Fiori’s guide to the Opera!

You won’t just get sparkling quality music with a Fiori performance. Oh no!
To give you even more of a sense of occasion, boss lady Penelope Rapson recounts the history of the composers, their music and the times in which it was created.
So what better way to learn a bit about opera. We’ve prepared some definitions of words that you may hear in relation to opera.
Penelope’s simplified definition of opera
“Opera has always had its enthusiasts and its detractors. The French composer Debussy famously said, “In opera there is always too much singing” And Rossini, a composer who wrote an awful lot of the things said, “How wonderful opera would be if there were no singers”. But without singers there would be no opera! Opera is according to Samuel Johnson “an exotic and irrational entertainment”, and someone else wrote, “Opera is where a guy gets stabbed in the back, and instead of dying, he sings!”
I suppose opera is a bit like going to a play or a show. But instead of speaking their lines, the characters sing them. (This can take some time. One wag said of Wagner’s opera Parsifal , “It’s the kind of opera that starts at six o’clock, and after it’s been going three hours you look at your watch and it says 6.20.”)
Fiori’s evenings at the opera are a bit different. Fiori’s singers perform some of the well known songs (known as arias – a technical term – and the Italian word for our English word ‘air’, meaning tune). And they’ll tend to be leaving out the long bits of dialogue (known as recitative – another technical term! ) that normally come between the arias.

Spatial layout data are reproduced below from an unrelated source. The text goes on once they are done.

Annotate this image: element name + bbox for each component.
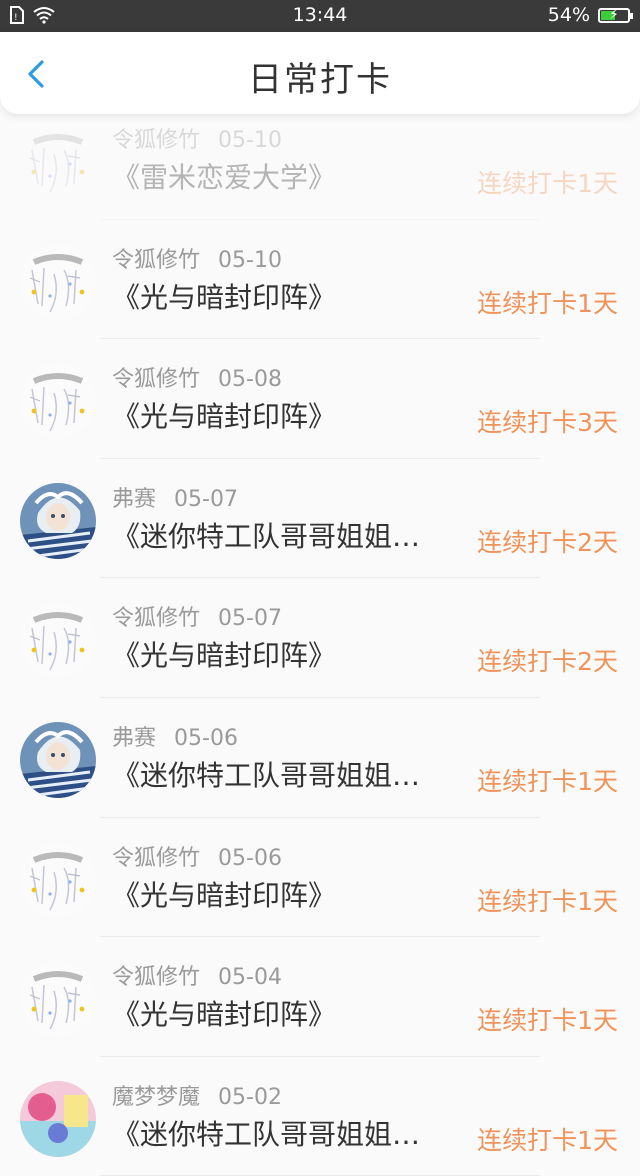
streak-label: 连续打卡1天 xyxy=(477,1006,618,1036)
checkin-date: 05-07 xyxy=(174,486,238,512)
avatar[interactable] xyxy=(20,482,96,559)
user-name[interactable]: 令狐修竹 xyxy=(112,846,200,871)
book-title[interactable]: 《雷米恋爱大学》 xyxy=(112,156,452,196)
list-item[interactable]: 弗赛 05-06 《迷你特工队哥哥姐姐… 连续打卡1天 xyxy=(0,698,640,818)
streak-label: 连续打卡3天 xyxy=(477,408,618,438)
entry-meta: 令狐修竹 05-07 xyxy=(112,600,282,632)
checkin-date: 05-08 xyxy=(218,367,282,393)
checkin-date: 05-06 xyxy=(174,725,238,751)
entry-meta: 弗赛 05-06 xyxy=(112,720,238,752)
list-item[interactable]: 令狐修竹 05-06 《光与暗封印阵》 连续打卡1天 xyxy=(0,818,640,938)
entry-meta: 令狐修竹 05-10 xyxy=(112,242,282,274)
checkin-list: 令狐修竹 05-10 《雷米恋爱大学》 连续打卡1天 令狐修竹 05-10 《光与暗封印阵》… xyxy=(0,100,640,1176)
entry-meta: 弗赛 05-07 xyxy=(112,481,238,513)
book-title[interactable]: 《光与暗封印阵》 xyxy=(112,993,452,1033)
avatar[interactable] xyxy=(20,363,96,440)
checkin-date: 05-10 xyxy=(218,247,282,273)
entry-meta: 令狐修竹 05-08 xyxy=(112,361,282,393)
user-name[interactable]: 令狐修竹 xyxy=(112,128,200,153)
user-name[interactable]: 令狐修竹 xyxy=(112,965,200,990)
avatar[interactable] xyxy=(20,961,96,1038)
battery-icon: ⚡ xyxy=(598,6,633,23)
avatar[interactable] xyxy=(20,243,96,320)
status-time: 13:44 xyxy=(292,4,348,26)
list-item[interactable]: 令狐修竹 05-07 《光与暗封印阵》 连续打卡2天 xyxy=(0,578,640,698)
avatar[interactable] xyxy=(20,721,96,798)
avatar[interactable] xyxy=(20,602,96,679)
page-title: 日常打卡 xyxy=(248,60,392,100)
list-item[interactable]: 令狐修竹 05-10 《光与暗封印阵》 连续打卡1天 xyxy=(0,220,640,340)
list-item[interactable]: 令狐修竹 05-08 《光与暗封印阵》 连续打卡3天 xyxy=(0,339,640,459)
streak-label: 连续打卡2天 xyxy=(477,647,618,677)
page-header: 日常打卡 xyxy=(0,32,640,114)
book-title[interactable]: 《光与暗封印阵》 xyxy=(112,634,452,674)
streak-label: 连续打卡1天 xyxy=(477,766,618,796)
streak-label: 连续打卡1天 xyxy=(477,288,618,318)
book-title[interactable]: 《迷你特工队哥哥姐姐… xyxy=(112,515,452,555)
checkin-date: 05-10 xyxy=(218,128,282,153)
status-right: 54% ⚡ xyxy=(547,4,633,26)
book-title[interactable]: 《光与暗封印阵》 xyxy=(112,395,452,435)
list-item[interactable]: 令狐修竹 05-04 《光与暗封印阵》 连续打卡1天 xyxy=(0,937,640,1057)
charging-icon: ⚡ xyxy=(609,6,619,23)
book-title[interactable]: 《光与暗封印阵》 xyxy=(112,276,452,316)
book-title[interactable]: 《光与暗封印阵》 xyxy=(112,874,452,914)
streak-label: 连续打卡1天 xyxy=(477,886,618,916)
entry-meta: 令狐修竹 05-06 xyxy=(112,840,282,872)
list-item[interactable]: 弗赛 05-07 《迷你特工队哥哥姐姐… 连续打卡2天 xyxy=(0,459,640,579)
checkin-date: 05-02 xyxy=(218,1084,282,1110)
user-name[interactable]: 令狐修竹 xyxy=(112,367,200,392)
book-title[interactable]: 《迷你特工队哥哥姐姐… xyxy=(112,1113,452,1153)
list-item[interactable]: 魔梦梦魔 05-02 《迷你特工队哥哥姐姐… 连续打卡1天 xyxy=(0,1057,640,1176)
checkin-date: 05-04 xyxy=(218,965,282,991)
streak-label: 连续打卡2天 xyxy=(477,527,618,557)
entry-meta: 魔梦梦魔 05-02 xyxy=(112,1079,282,1111)
user-name[interactable]: 令狐修竹 xyxy=(112,248,200,273)
entry-meta: 令狐修竹 05-10 xyxy=(112,122,282,154)
user-name[interactable]: 令狐修竹 xyxy=(112,606,200,631)
checkin-date: 05-07 xyxy=(218,606,282,632)
status-bar: ! 13:44 54% ⚡ xyxy=(0,0,640,32)
checkin-date: 05-06 xyxy=(218,845,282,871)
battery-percent: 54% xyxy=(547,4,590,26)
avatar[interactable] xyxy=(20,124,96,200)
user-name[interactable]: 弗赛 xyxy=(112,487,156,512)
avatar[interactable] xyxy=(20,1080,96,1157)
book-title[interactable]: 《迷你特工队哥哥姐姐… xyxy=(112,754,452,794)
streak-label: 连续打卡1天 xyxy=(477,1125,618,1155)
user-name[interactable]: 魔梦梦魔 xyxy=(112,1085,200,1110)
list-item[interactable]: 令狐修竹 05-10 《雷米恋爱大学》 连续打卡1天 xyxy=(0,100,640,220)
streak-label: 连续打卡1天 xyxy=(477,169,618,198)
avatar[interactable] xyxy=(20,841,96,918)
user-name[interactable]: 弗赛 xyxy=(112,726,156,751)
entry-meta: 令狐修竹 05-04 xyxy=(112,959,282,991)
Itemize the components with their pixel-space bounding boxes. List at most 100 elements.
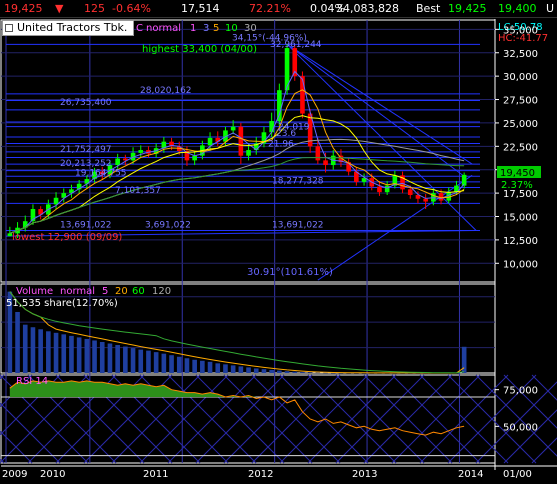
fib-label: 18,277,328 bbox=[272, 177, 324, 187]
volume-bar bbox=[223, 364, 228, 373]
volume-bar bbox=[161, 353, 167, 373]
price-chart-canvas[interactable]: C normal 1 3 5 10 30 LC:50.78 HC:-41.77 … bbox=[0, 0, 557, 484]
volume-bar bbox=[69, 335, 74, 373]
tick-label: 32,500 bbox=[503, 49, 538, 60]
main-legend-ma10: 10 bbox=[225, 23, 238, 34]
chart-background bbox=[0, 19, 557, 484]
volume-bar bbox=[76, 337, 82, 373]
fib-label: 23.6 bbox=[276, 129, 296, 139]
volume-bar bbox=[269, 369, 274, 373]
time-axis-label: 2009 bbox=[2, 469, 27, 480]
volume-bar bbox=[184, 358, 190, 373]
volume-legend-m60: 60 bbox=[132, 286, 145, 297]
fib-label: 26,735,400 bbox=[60, 98, 112, 108]
volume-share: 51,535 share(12.70%) bbox=[6, 298, 118, 309]
main-legend-series: C bbox=[136, 23, 143, 34]
candle-body bbox=[138, 150, 144, 153]
candle-body bbox=[461, 174, 467, 186]
tick-label: 22,500 bbox=[503, 142, 538, 153]
highest-label: highest 33,400 (04/00) bbox=[142, 44, 257, 55]
main-legend-mode: normal bbox=[146, 23, 181, 34]
rsi-legend: RSI 14 bbox=[16, 376, 48, 387]
main-legend-ma5: 5 bbox=[213, 23, 219, 34]
main-legend-ma30: 30 bbox=[244, 23, 257, 34]
fib-label: 21.96 bbox=[268, 139, 294, 149]
candle-body bbox=[407, 189, 413, 195]
volume-bar bbox=[207, 361, 213, 373]
volume-bar bbox=[84, 338, 90, 373]
volume-bar bbox=[107, 343, 113, 373]
tick-label: 10,000 bbox=[503, 259, 538, 270]
volume-bar bbox=[200, 360, 205, 373]
fib-label: 3,691,022 bbox=[145, 221, 191, 231]
volume-legend-mode: normal bbox=[60, 286, 95, 297]
volume-bar bbox=[146, 350, 151, 373]
time-axis-label: 2010 bbox=[40, 469, 65, 480]
tick-label: 30,000 bbox=[503, 72, 538, 83]
candle-body bbox=[277, 90, 282, 122]
volume-bar bbox=[230, 365, 236, 373]
bottom-angle-label: 30.91°(101.61%) bbox=[247, 267, 333, 278]
main-legend-n: 1 bbox=[190, 23, 196, 34]
volume-bar bbox=[38, 329, 43, 373]
fib-label: 28,020,162 bbox=[140, 86, 192, 96]
volume-legend-m120: 120 bbox=[152, 286, 171, 297]
candle-body bbox=[323, 160, 328, 166]
tick-label: 12,500 bbox=[503, 236, 538, 247]
volume-bar bbox=[284, 371, 290, 373]
volume-legend-n: 5 bbox=[102, 286, 108, 297]
volume-bar bbox=[115, 345, 120, 373]
fib-label: 19,164,755 bbox=[75, 168, 127, 178]
fib-label: 34,15°(-44.96%) bbox=[232, 34, 307, 44]
tick-label: 25,000 bbox=[503, 119, 538, 130]
symbol-selector[interactable]: United Tractors Tbk. bbox=[2, 20, 134, 36]
volume-bar bbox=[238, 366, 244, 373]
time-axis-label: 2013 bbox=[352, 469, 377, 480]
volume-bar bbox=[315, 372, 321, 374]
candle-body bbox=[377, 186, 382, 193]
volume-bar bbox=[253, 368, 259, 373]
volume-bar bbox=[153, 352, 159, 373]
fib-label: 7,101,357 bbox=[115, 186, 161, 196]
fib-label: 21,752,497 bbox=[60, 145, 112, 155]
volume-bar bbox=[215, 363, 221, 373]
volume-bar bbox=[130, 348, 136, 373]
fib-label: 13,691,022 bbox=[60, 221, 112, 231]
tick-label: 35,000 bbox=[503, 25, 538, 36]
fib-label: 13,691,022 bbox=[272, 221, 324, 231]
volume-bar bbox=[53, 332, 59, 373]
candle-body bbox=[384, 185, 390, 193]
candle-body bbox=[115, 158, 120, 166]
volume-bar bbox=[292, 371, 298, 373]
volume-bar bbox=[300, 372, 305, 373]
candle-body bbox=[269, 121, 274, 133]
volume-bar bbox=[277, 370, 282, 373]
time-axis-label: 01/00 bbox=[503, 469, 532, 480]
volume-bar bbox=[99, 341, 105, 373]
volume-bar bbox=[92, 340, 97, 373]
volume-legend-label: Volume bbox=[16, 286, 53, 297]
tick-label: 75,000 bbox=[503, 386, 538, 397]
volume-bar bbox=[169, 355, 174, 373]
candle-body bbox=[315, 146, 321, 161]
volume-bar bbox=[307, 372, 313, 373]
candle-body bbox=[423, 198, 428, 202]
volume-legend-m20: 20 bbox=[115, 286, 128, 297]
time-axis-label: 2014 bbox=[458, 469, 483, 480]
time-axis-label: 2012 bbox=[248, 469, 273, 480]
time-axis-label: 2011 bbox=[143, 469, 168, 480]
volume-bar bbox=[46, 331, 51, 373]
price-pct-tag: 2.37% bbox=[501, 180, 533, 191]
candle-body bbox=[238, 126, 244, 156]
main-legend-ma3: 3 bbox=[203, 23, 209, 34]
tick-label: 15,000 bbox=[503, 213, 538, 224]
volume-bar bbox=[61, 334, 67, 373]
volume-bar bbox=[138, 349, 144, 373]
lowest-label: lowest 12,900 (09/09) bbox=[12, 232, 122, 243]
candle-body bbox=[192, 155, 197, 161]
candle-body bbox=[246, 150, 251, 156]
tick-label: 50,000 bbox=[503, 422, 538, 433]
volume-bar bbox=[261, 369, 267, 373]
candle-body bbox=[230, 126, 236, 131]
volume-bar bbox=[30, 327, 36, 373]
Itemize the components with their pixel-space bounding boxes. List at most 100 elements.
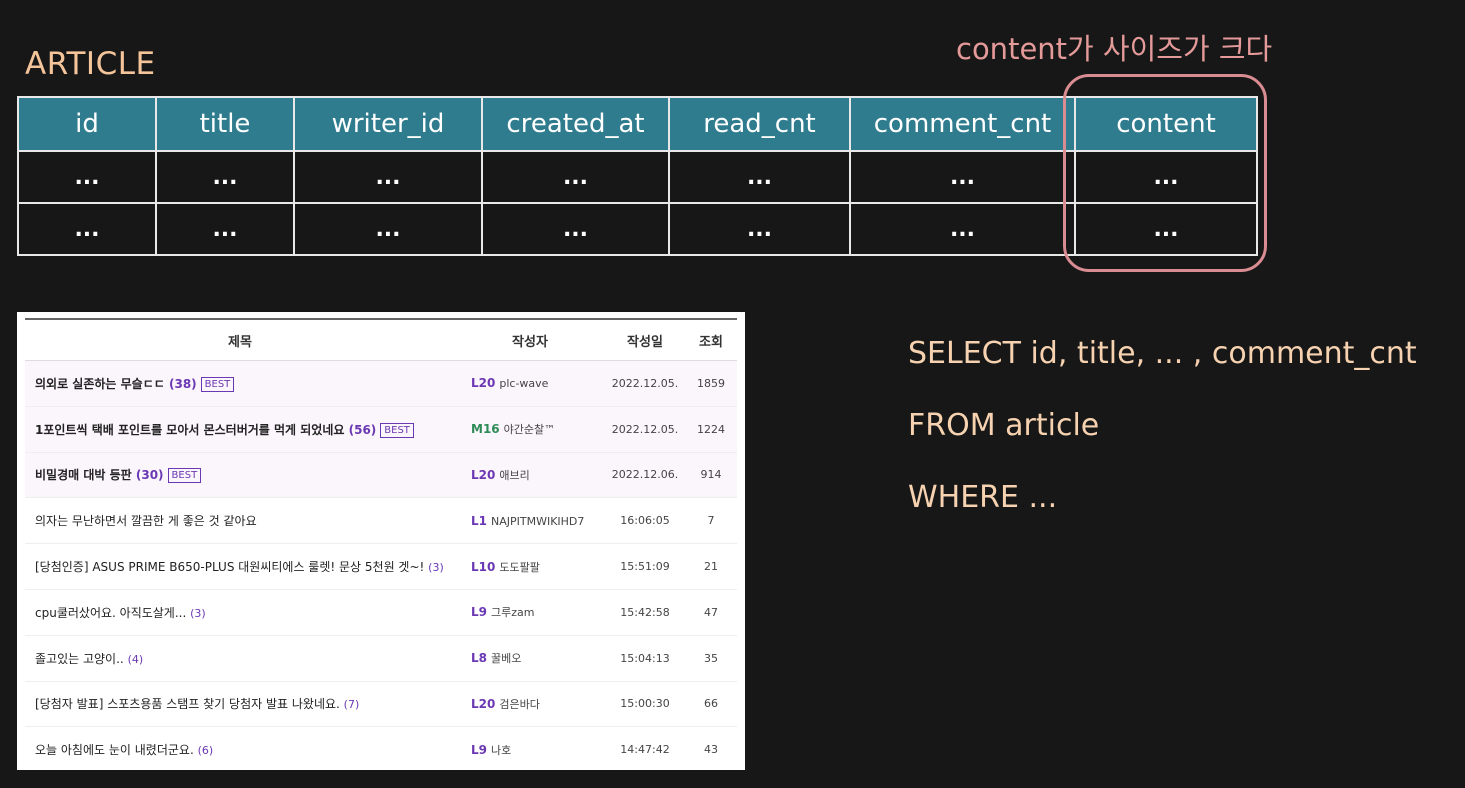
schema-cell: ...	[668, 150, 851, 204]
post-views: 47	[704, 605, 718, 619]
sql-where-line: WHERE ...	[908, 480, 1058, 515]
post-views: 35	[704, 651, 718, 665]
post-date: 14:47:42	[620, 743, 670, 757]
writer-level-badge: L9	[471, 742, 487, 757]
post-date: 2022.12.05.	[611, 422, 679, 436]
writer-name[interactable]: 꿀베오	[491, 652, 521, 665]
post-title[interactable]: 의자는 무난하면서 깔끔한 게 좋은 것 같아요	[35, 514, 257, 528]
writer-name[interactable]: 나호	[491, 744, 511, 757]
post-title-cell[interactable]: 의외로 실존하는 무슬ㄷㄷ (38) BEST	[25, 375, 455, 392]
table-name-label: ARTICLE	[25, 46, 156, 82]
post-title[interactable]: cpu쿨러샀어요. 아직도살게...	[35, 606, 186, 620]
post-writer-cell[interactable]: L10 도도팔팔	[455, 559, 605, 575]
column-header: read_cnt	[668, 96, 851, 152]
writer-name[interactable]: 그루zam	[491, 606, 534, 619]
schema-cell: ...	[155, 150, 295, 204]
board-list: 의외로 실존하는 무슬ㄷㄷ (38) BEST L20 plc-wave 2022.12…	[25, 361, 737, 770]
board-post-row[interactable]: 1포인트씩 택배 포인트를 모아서 몬스터버거를 먹게 되었네요 (56) BES…	[25, 406, 737, 453]
post-title-cell[interactable]: 비밀경매 대박 등판 (30) BEST	[25, 466, 455, 484]
post-views: 66	[704, 697, 718, 711]
post-date: 15:04:13	[620, 651, 670, 665]
post-date: 15:00:30	[620, 697, 670, 711]
board-post-row[interactable]: [당첨인증] ASUS PRIME B650-PLUS 대원씨티에스 룰렛! 문…	[25, 544, 737, 590]
comment-count: (3)	[190, 606, 206, 620]
post-title-cell[interactable]: 1포인트씩 택배 포인트를 모아서 몬스터버거를 먹게 되었네요 (56) BES…	[25, 421, 455, 438]
post-views: 7	[707, 514, 715, 528]
board-header-writer: 작성자	[512, 334, 548, 350]
writer-level-badge: L20	[471, 467, 496, 482]
comment-count: (4)	[127, 652, 144, 666]
schema-cell: ...	[668, 202, 851, 256]
content-size-annotation: content가 사이즈가 크다	[956, 32, 1273, 66]
post-title[interactable]: [당첨인증] ASUS PRIME B650-PLUS 대원씨티에스 룰렛! 문…	[35, 560, 424, 574]
writer-name[interactable]: plc-wave	[499, 377, 548, 390]
writer-level-badge: M16	[471, 422, 500, 437]
schema-cell: ...	[293, 150, 483, 204]
post-title-cell[interactable]: 졸고있는 고양이.. (4)	[25, 650, 455, 667]
post-title[interactable]: 의외로 실존하는 무슬ㄷㄷ	[35, 377, 165, 391]
post-writer-cell[interactable]: L8 꿀베오	[455, 650, 605, 666]
post-writer-cell[interactable]: L1 NAJPITMWIKIHD7	[455, 514, 605, 528]
post-title-cell[interactable]: [당첨인증] ASUS PRIME B650-PLUS 대원씨티에스 룰렛! 문…	[25, 558, 455, 575]
schema-cell: ...	[481, 202, 670, 256]
writer-level-badge: L20	[471, 696, 496, 711]
writer-level-badge: L9	[471, 605, 487, 620]
post-writer-cell[interactable]: L9 그루zam	[455, 604, 605, 620]
writer-name[interactable]: NAJPITMWIKIHD7	[491, 515, 584, 528]
board-post-row[interactable]: 의외로 실존하는 무슬ㄷㄷ (38) BEST L20 plc-wave 2022.12…	[25, 361, 737, 407]
post-date: 15:42:58	[620, 605, 670, 619]
post-views: 1859	[697, 376, 725, 390]
post-views: 21	[704, 560, 718, 574]
post-title-cell[interactable]: 오늘 아침에도 눈이 내렸더군요. (6)	[25, 741, 455, 758]
writer-name[interactable]: 도도팔팔	[499, 561, 539, 574]
sql-from-line: FROM article	[908, 408, 1100, 443]
schema-cell: ...	[155, 202, 295, 256]
writer-level-badge: L10	[471, 559, 496, 574]
board-post-row[interactable]: 비밀경매 대박 등판 (30) BEST L20 애브리 2022.12.06. 914	[25, 452, 737, 499]
comment-count: (6)	[197, 744, 214, 758]
board-post-row[interactable]: cpu쿨러샀어요. 아직도살게... (3) L9 그루zam 15:42:58 47	[25, 590, 737, 636]
best-badge: BEST	[200, 376, 235, 392]
post-writer-cell[interactable]: L20 plc-wave	[455, 376, 605, 390]
schema-cell: ...	[481, 150, 670, 204]
board-post-row[interactable]: 오늘 아침에도 눈이 내렸더군요. (6) L9 나호 14:47:42 43	[25, 727, 737, 770]
column-header: created_at	[481, 96, 670, 152]
board-header: 제목 작성자 작성일 조회	[25, 318, 737, 361]
best-badge: BEST	[380, 422, 414, 438]
post-writer-cell[interactable]: L20 애브리	[455, 467, 605, 483]
post-writer-cell[interactable]: M16 야간순찰™	[455, 421, 605, 437]
post-date: 15:51:09	[620, 560, 670, 574]
board-post-row[interactable]: [당첨자 발표] 스포츠용품 스탬프 찾기 당첨자 발표 나왔네요. (7) L2…	[25, 682, 737, 728]
column-header: writer_id	[293, 96, 483, 152]
post-title[interactable]: 오늘 아침에도 눈이 내렸더군요.	[35, 743, 194, 757]
board-post-row[interactable]: 의자는 무난하면서 깔끔한 게 좋은 것 같아요 L1 NAJPITMWIKIHD7…	[25, 498, 737, 545]
post-views: 914	[700, 468, 722, 482]
post-title-cell[interactable]: [당첨자 발표] 스포츠용품 스탬프 찾기 당첨자 발표 나왔네요. (7)	[25, 695, 455, 712]
comment-count: (56)	[348, 422, 377, 437]
writer-name[interactable]: 검은바다	[499, 698, 539, 711]
post-title[interactable]: 졸고있는 고양이..	[35, 652, 124, 666]
writer-name[interactable]: 야간순찰™	[504, 423, 555, 436]
writer-level-badge: L20	[471, 376, 496, 391]
column-header: id	[17, 96, 157, 152]
column-header: title	[155, 96, 295, 152]
post-views: 43	[704, 743, 718, 757]
post-title-cell[interactable]: cpu쿨러샀어요. 아직도살게... (3)	[25, 604, 455, 621]
writer-name[interactable]: 애브리	[499, 469, 529, 482]
post-writer-cell[interactable]: L20 검은바다	[455, 696, 605, 712]
post-title[interactable]: [당첨자 발표] 스포츠용품 스탬프 찾기 당첨자 발표 나왔네요.	[35, 697, 340, 711]
writer-level-badge: L8	[471, 651, 487, 666]
column-header: comment_cnt	[849, 96, 1076, 152]
post-title-cell[interactable]: 의자는 무난하면서 깔끔한 게 좋은 것 같아요	[25, 512, 455, 529]
comment-count: (30)	[135, 468, 164, 483]
schema-cell: ...	[293, 202, 483, 256]
schema-cell: ...	[849, 202, 1076, 256]
best-badge: BEST	[167, 468, 202, 484]
board-screenshot: 제목 작성자 작성일 조회 의외로 실존하는 무슬ㄷㄷ (38) BEST L20 p…	[17, 312, 745, 770]
post-writer-cell[interactable]: L9 나호	[455, 742, 605, 758]
comment-count: (38)	[168, 376, 197, 391]
post-title[interactable]: 비밀경매 대박 등판	[35, 468, 132, 482]
post-title[interactable]: 1포인트씩 택배 포인트를 모아서 몬스터버거를 먹게 되었네요	[35, 423, 344, 437]
board-post-row[interactable]: 졸고있는 고양이.. (4) L8 꿀베오 15:04:13 35	[25, 636, 737, 682]
post-date: 2022.12.05.	[611, 376, 679, 390]
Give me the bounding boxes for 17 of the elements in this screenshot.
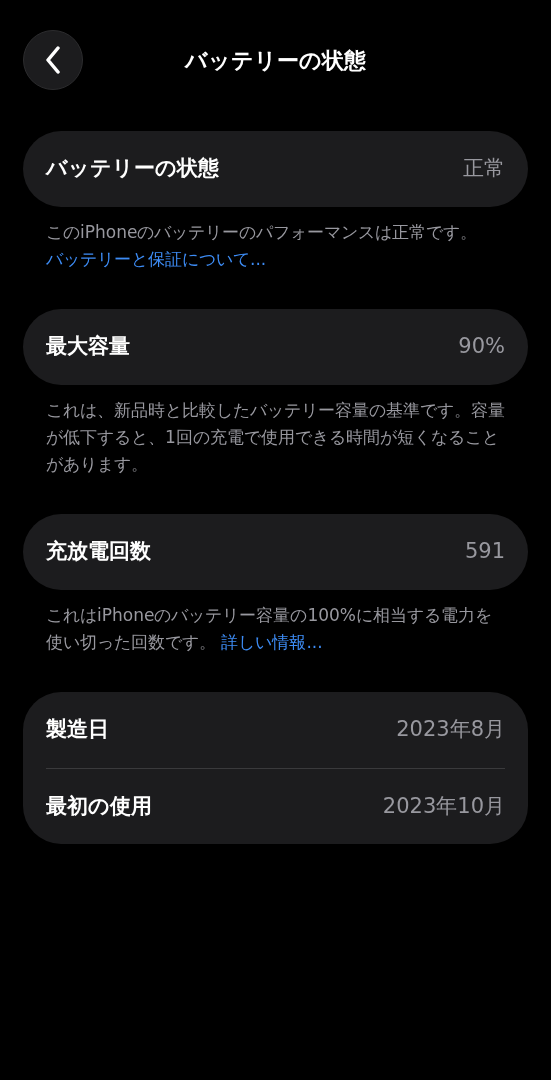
footer-note: これは、新品時と比較したバッテリー容量の基準です。容量が低下すると、1回の充電で使用できる時間が短くなることがあります。	[45, 399, 506, 476]
page-title: バッテリーの状態	[185, 46, 366, 75]
row-label: 最大容量	[46, 333, 130, 361]
footer-note: これはiPhoneのバッテリー容量の100%に相当する電力を使い切った回数です。 詳しい情報...	[45, 604, 493, 654]
info-link[interactable]: バッテリーと保証について...	[46, 249, 267, 269]
row-label: 充放電回数	[46, 538, 151, 566]
row-value: 90%	[458, 333, 505, 361]
row-label: 製造日	[46, 716, 109, 744]
row-label: 最初の使用	[46, 792, 152, 820]
row-value: 正常	[463, 155, 505, 183]
row-value: 2023年10月	[382, 792, 505, 820]
row-value: 2023年8月	[396, 716, 505, 744]
row-value: 591	[464, 538, 505, 566]
footer-note: このiPhoneのバッテリーのパフォーマンスは正常です。 バッテリーと保証について...	[45, 221, 479, 271]
row-label: バッテリーの状態	[46, 155, 219, 183]
back-icon	[45, 46, 61, 74]
info-link[interactable]: 詳しい情報...	[221, 632, 323, 652]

The recitative bits normally move the story on, (because you can sing narrative story-lines much faster than you can sing set-piece arias). But who needs the story line when there’s so much lovely melody to indulge in? The other thing about arias is that they usually only have about 4 lines of text, which are repeated over and over, while the composer finds ever more beautiful tunes to set the same 4 lines to – so that’s hardly going to move the story on, is it?”